Participants will have solid tumor cancer that has spread through the body (metastatic)
or cannot be removed with surgery (unresectable).

Inclusion Criteria:

Part A and B:

- Histologically or cytologically confirmed metastatic or unresectable solid
malignancy including ovarian cancer (must have epithelial ovarian cancer, primary
peritoneal cancer, or fallopian tube cancer), endometrial cancer, non-small cell
lung cancer (Part A), EGFR-mutated NSCLC (Part B), breast cancer (hormone receptor
positive, HER2-negative and triple-negative) (Part A), mesothelioma.

- Previously received therapies known to confer clinical benefit.

- Willing to provide a tumor sample (archive tissue or fresh biopsy).

- Eastern cooperative oncology group (ECOG) performance status 0 or 1.

- Measurable disease per RECIST v1.1 for all tumor types other than pleural
mesothelioma which will use mRECIST v1.1 at baseline.

- Adequate hematologic, hepatic, renal and cardiac function.

Part C:

High grade serous ovarian cancer, primary peritoneal cancer, or fallopian tube cancer
(excluding endometrioid, clear cell carcinomas, mucinous, low grade, and those with a
sarcomatous or neuroendocrine element)

- Participants must have received 1 to 3 lines of therapy.

- Participants must have platinum-resistant/refractory ovarian cancer.

- Participants must have received prior bevacizumab.

- Participants with known or suspected deleterious germline or somatic BRCA mutations
(as determined by FDA-approved test in a CLIA-certified laboratory) must have been
treated with a poly ADP-ribose polymerase (PARP) inhibitor.

- Participants must have known FRα status based on an FDA approved test (the Ventana
FOLR1 RxDx Assay). Those who are FRα positive must have previously received
mirvetuximab soravtansine, (MIRV), unless the patient has a documented medical
exception.

- Prior induction plus maintenance is considered 1 line of therapy, even if parts of
the treatment regimen (induction or maintenance) are interrupted and/or resumed at a
later date, in the absence of disease progression while on active treatment.

- A switch/change in regimen due solely to toxicity or participant preference (and not
disease progression) is not considered a separate line of therapy.

Part D:

Cohort D1 (PRO1184+carboplatin):

- Participants must have platinum-sensitive ovarian cancer.

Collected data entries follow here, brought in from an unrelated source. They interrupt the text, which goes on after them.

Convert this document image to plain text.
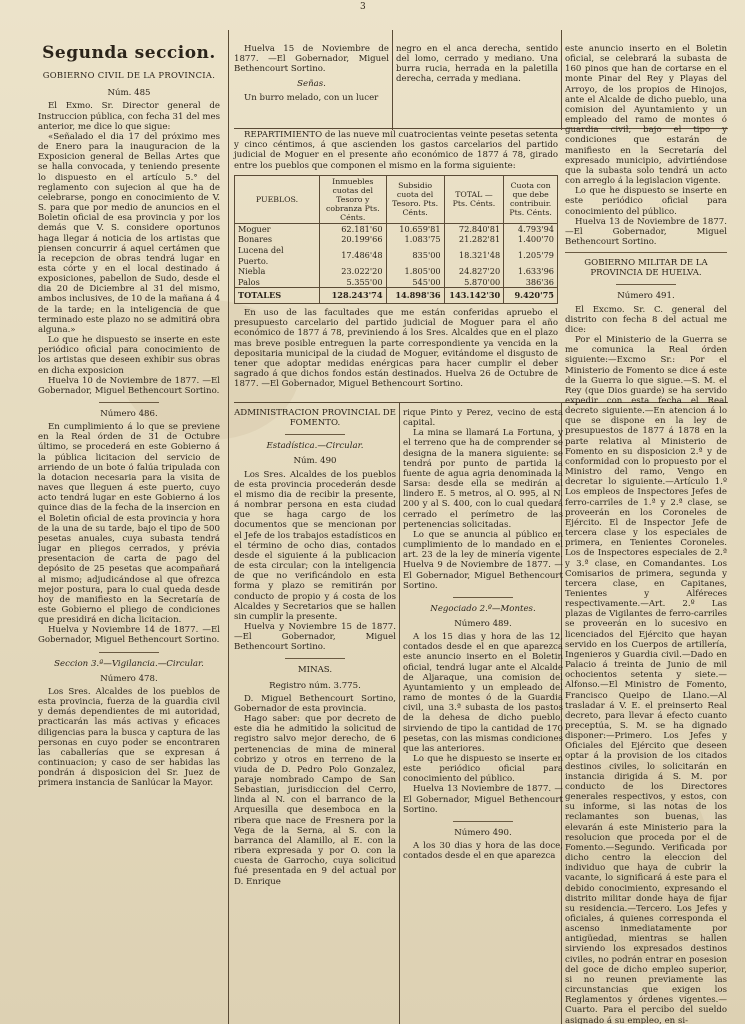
3
Segunda seccion.
GOBIERNO CIVIL DE LA PROVINCIA.
Núm. 485

El Exmo. Sr. Director general de Instruccion pública, con fecha 31 del mes anterior, me dice lo que sigue:

«Señalado el dia 17 del próximo mes de Enero para la inauguracion de la Exposicion general de Bellas Artes que se halla convocada, y teniendo presente lo dispuesto en el artículo 5.° del reglamento con sujecion al que ha de celebrarse, pongo en conocimiento de V. S. para que por medio de anuncios en el Boletin oficial de esa provincia y por los demás que V. S. considere oportunos haga llegar á noticia de los artistas que piensen concurrir á aquel certámen que la recepcion de obras tendrá lugar en esta córte y en el local destinado á exposiciones, pabellon de Sudo, desde el dia 20 de Diciembre al 31 del mismo, ambos inclusives, de 10 de la mañana á 4 de la tarde; en la inteligencia de que terminado este plazo no se admitirá obra alguna.»

Lo que he dispuesto se inserte en este periódico oficial para conocimiento de los artistas que deseen exhibir sus obras en dicha exposicion

Huelva 10 de Noviembre de 1877. —El Gobernador, Miguel Bethencourt Sortino.

Número 486.

En cumplimiento á lo que se previene en la Real órden de 31 de Octubre último, se procederá en este Gobierno á la pública licitacion del servicio de arriendo de un bote ó falúa tripulada con la dotacion necesaria para la visita de naves que lleguen á este puerto, cuyo acto tendrá lugar en este Gobierno á los quince dias de la fecha de la insercion en el Boletin oficial de esta provincia y hora de la una de su tarde, bajo el tipo de 500 pesetas anuales, cuya subasta tendrá lugar en pliegos cerrados, y prévia presentacion de carta de pago del depósito de 25 pesetas que acompañará al mismo; adjudicándose al que ofrezca mejor postura, para lo cual queda desde hoy de manifiesto en la Secretaría de este Gobierno el pliego de condiciones que presidirá en dicha licitacion.

Huelva y Noviembre 14 de 1877. —El Gobernador, Miguel Bethencourt Sortino.

Seccion 3.ª—Vigilancia.—Circular.
Número 478.

Los Sres. Alcaldes de los pueblos de esta provincia, fuerza de la guardia civil y demás dependientes de mi autoridad, practicarán las más activas y eficaces diligencias para la busca y captura de las personas en cuyo poder se encontraren las caballerías que se expresan á continuacion; y caso de ser habidas las pondrán á disposicion del Sr. Juez de primera instancia de Sanlúcar la Mayor.

Huelva 15 de Noviembre de 1877. —El Gobernador, Miguel Bethencourt Sortino.

Señas.

Un burro melado, con un lucer

negro en el anca derecha, sentido del lomo, cerrado y mediano. Una burra rucia, herrada en la paletilla derecha, cerrada y mediana.

este anuncio inserto en el Boletin oficial, se celebrará la subasta de 160 pinos que han de cortarse en el monte Pinar del Rey y Playas del Arroyo, de los propios de Hinojos, ante el Alcalde de dicho pueblo, una comision del Ayuntamiento y un empleado del ramo de montes ó guardia civil, bajo el tipo y condiciones que estarán de manifiesto en la Secretaría del expresado municipio, advirtiéndose que la subasta solo tendrá un acto con arreglo á la legislacion vigente.

Lo que he dispuesto se inserte en este periódico oficial para conocimiento del público.

Huelva 13 de Noviembre de 1877. —El Gobernador, Miguel Bethencourt Sortino.

GOBIERNO MILITAR DE LA PROVINCIA DE HUELVA.
Número 491.

El Excmo. Sr. C. general del distrito con fecha 8 del actual me dice:

Por el Ministerio de la Guerra se me comunica la Real órden siguiente:—Excmo Sr.: Por el Ministerio de Fomento se dice á este de la Guerra lo que sigue.—S. M. el Rey (que Dios guarde) se ha servido expedir con esta fecha el Real decreto siguiente.—En atencion á lo que se dispone en la ley de presupuestos de 1877 á 1878 en la parte relativa al Ministerio de Fomento en su disposicion 2.ª y de conformidad con lo propuesto por el Ministro del ramo, Vengo en decretar lo siguiente.—Artículo 1.º Los empleos de Inspectores Jefes de ferro-carriles de 1.ª y 2.ª clase, se proveerán en los Coroneles de Ejército. El de Inspector Jefe de tercera clase y los especiales de primera, en Tenientes Coroneles. Los de Inspectores especiales de 2.ª y 3.ª clase, en Comandantes. Los Comisarios de primera, segunda y tercera clase, en Capitanes, Tenientes y Alféreces respectivamente.—Art. 2.º Las plazas de Vigilantes de ferro-carriles se proveerán en lo sucesivo en licenciados del Ejército que hayan servido en los Cuerpos de artillería, Ingenieros y Guardia civil.—Dado en Palacio á treinta de Junio de mil ochocientos setenta y siete.—Alfonso.—El Ministro de Fomento, Francisco Queipo de Llano.—Al trasladar á V. E. el preinserto Real decreto, para llevar á efecto cuanto preceptúa, S. M. se ha dignado disponer:—Primero. Los Jefes y Oficiales del Ejército que deseen optar á la provision de los citados destinos civiles, lo solicitarán en instancia dirigida á S. M. por conducto de los Directores generales respectivos, y estos, con su informe, si las notas de los reclamantes son buenas, las elevarán á este Ministerio para la resolucion que proceda por el de Fomento.—Segundo. Verificada por dicho centro la eleccion del individuo que haya de cubrir la vacante, lo significará á este para el debido conocimiento, expresando el distrito militar donde haya de fijar su residencia.—Tercero. Los Jefes y oficiales, á quienes corresponda el ascenso inmediatamente por antigüedad, mientras se hallen sirviendo los expresados destinos civiles, no podrán entrar en posesion del goce de dicho empleo superior, si no reunen previamente las circunstancias que exigen los Reglamentos y órdenes vigentes.—Cuarto. Para el percibo del sueldo asignado á su empleo, en si-

REPARTIMIENTO de las nueve mil cuatrocientas veinte pesetas setenta y cinco céntimos, á que ascienden los gastos carcelarios del partido judicial de Moguer en el presente año económico de 1877 á 78, girado entre los pueblos que componen el mismo en la forma siguiente:

PUEBLOS.	Inmuebles cuotas del Tesoro y cobranza Pts. Cénts.	Subsidio cuota del Tesoro. Pts. Cénts.	TOTAL — Pts. Cénts.	Cuota con que debe contribuir. Pts. Cénts.
Moguer	62.181'60	10.659'81	72.840'81	4.793'94
Bonares	20.199'66	1.083'75	21.282'81	1.400'70
Lucena del Puerto.	17.486'48	835'00	18.321'48	1.205'79
Niebla	23.022'20	1.805'00	24.827'20	1.633'96
Palos	5.355'00	545'00	5.870'00	386'36
TOTALES	128.243'74	14.898'36	143.142'30	9.420'75

En uso de las facultades que me están conferidas apruebo el presupuesto carcelario del partido judicial de Moguer para el año económico de 1877 á 78, previniendo á los Sres. Alcaldes que en el plazo mas breve posible entreguen la parte correspondiente ya vencida en la depositaria municipal de la ciudad de Moguer, evitándome el disgusto de tener que adoptar medidas enérgicas para hacer cumplir el deber sagrado á que dichos fondos están destinados. Huelva 26 de Octubre de 1877. —El Gobernador, Miguel Bethencourt Sortino.

ADMINISTRACION PROVINCIAL DE FOMENTO.
Estadística.—Circular.
Núm. 490

Los Sres. Alcaldes de los pueblos de esta provincia procederán desde el mismo dia de recibir la presente, á nombrar persona en esta ciudad que se haga cargo de los documentos que se mencionan por el Jefe de los trabajos estadísticos en el término de ocho dias, contados desde el siguiente á la publicacion de esta circular; con la inteligencia de que no verificándolo en esta forma y plazo se remitirán por conducto de propio y á costa de los Alcaldes y Secretarios que se hallen sin cumplir la presente.

Huelva y Noviembre 15 de 1877. —El Gobernador, Miguel Bethencourt Sortino.

MINAS.
Registro núm. 3.775.

D. Miguel Bethencourt Sortino, Gobernador de esta provincia.

Hago saber: que por decreto de este dia he admitido la solicitud de registro salvo mejor derecho, de 6 pertenencias de mina de mineral cobrizo y otros en terreno de la viuda de D. Pedro Polo Gonzalez, paraje nombrado Campo de San Sebastian, jurisdiccion del Cerro, linda al N. con el barranco de la Arquesilla que desemboca en la ribera que nace de Fresnera por la Vega de la Serna, al S. con la barranca del Alamillo, al E. con la ribera expresada y por O. con la cuesta de Garrocho, cuya solicitud fué presentada en 9 del actual por D. Enrique

rique Pinto y Perez, vecino de esta capital.

La mina se llamará La Fortuna, y el terreno que ha de comprender se designa de la manera siguiente: se tendrá por punto de partida la fuente de agua agria denominada la Sarsa: desde ella se medirán al lindero E. 5 metros, al O. 995, al N. 200 y al S. 400, con lo cual quedará cerrado el perímetro de las pertenencias solicitadas.

Lo que se anuncia al público en cumplimiento de lo mandado en el art. 23 de la ley de minería vigente. Huelva 9 de Noviembre de 1877. —El Gobernador, Miguel Bethencourt Sortino.

Negociado 2.º—Montes.
Número 489.

A los 15 dias y hora de las 12, contados desde el en que aparezca este anuncio inserto en el Boletin oficial, tendrá lugar ante el Alcalde de Aljaraque, una comision del Ayuntamiento y un empleado del ramo de montes ó de la Guardia civil, una 3.ª subasta de los pastos de la dehesa de dicho pueblo, sirviendo de tipo la cantidad de 170 pesetas, con las mismas condiciones que las anteriores.

Lo que he dispuesto se inserte en este periódico oficial para conocimiento del público.

Huelva 13 Noviembre de 1877. —El Gobernador, Miguel Bethencourt Sortino.

Número 490.

A los 30 dias y hora de las doce, contados desde el en que aparezca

- Participants must have received 1 to 3 prior lines of therapy.

Cohort D2 (PRO1184+bevacizumab):

- Participants must have platinum-resistant/refractory ovarian cancer.

- Patients must have received 1 to 2 prior lines of therapy.

Cohort D3 (PRO1184+pembrolizumab):

- Endometrial cancer (any subtype excluding sarcoma).

- Participants must have received prior platinum-based chemotherapy for recurrent or
advanced disease.

Exclusion Criteria:

- Other malignancy within 3 years.

- Active central nervous system (CNS) metastases (treated, stable CNS metastases are
allowed).

- Uncontrolled Grade 3 or greater infection within 2 weeks.

- Positive for HBV, HCV or human immunodeficiency virus (HIV).

- History of (non-infectious) interstitial lung disease (ILD)/pneumonitis that
required steroids within the past 2 years, has current ILD/pneumonitis, or where
suspected ILD/pneumonitis cannot be ruled out by imaging at screening.

- Use of a strong CYP3A inhibitor within 14 days (dose escalation only).

- Prior therapy with a topoisomerase 1 inhibitor-based antibody drug conjugate.

Note: Other protocol-defined inclusion/exclusion may apply.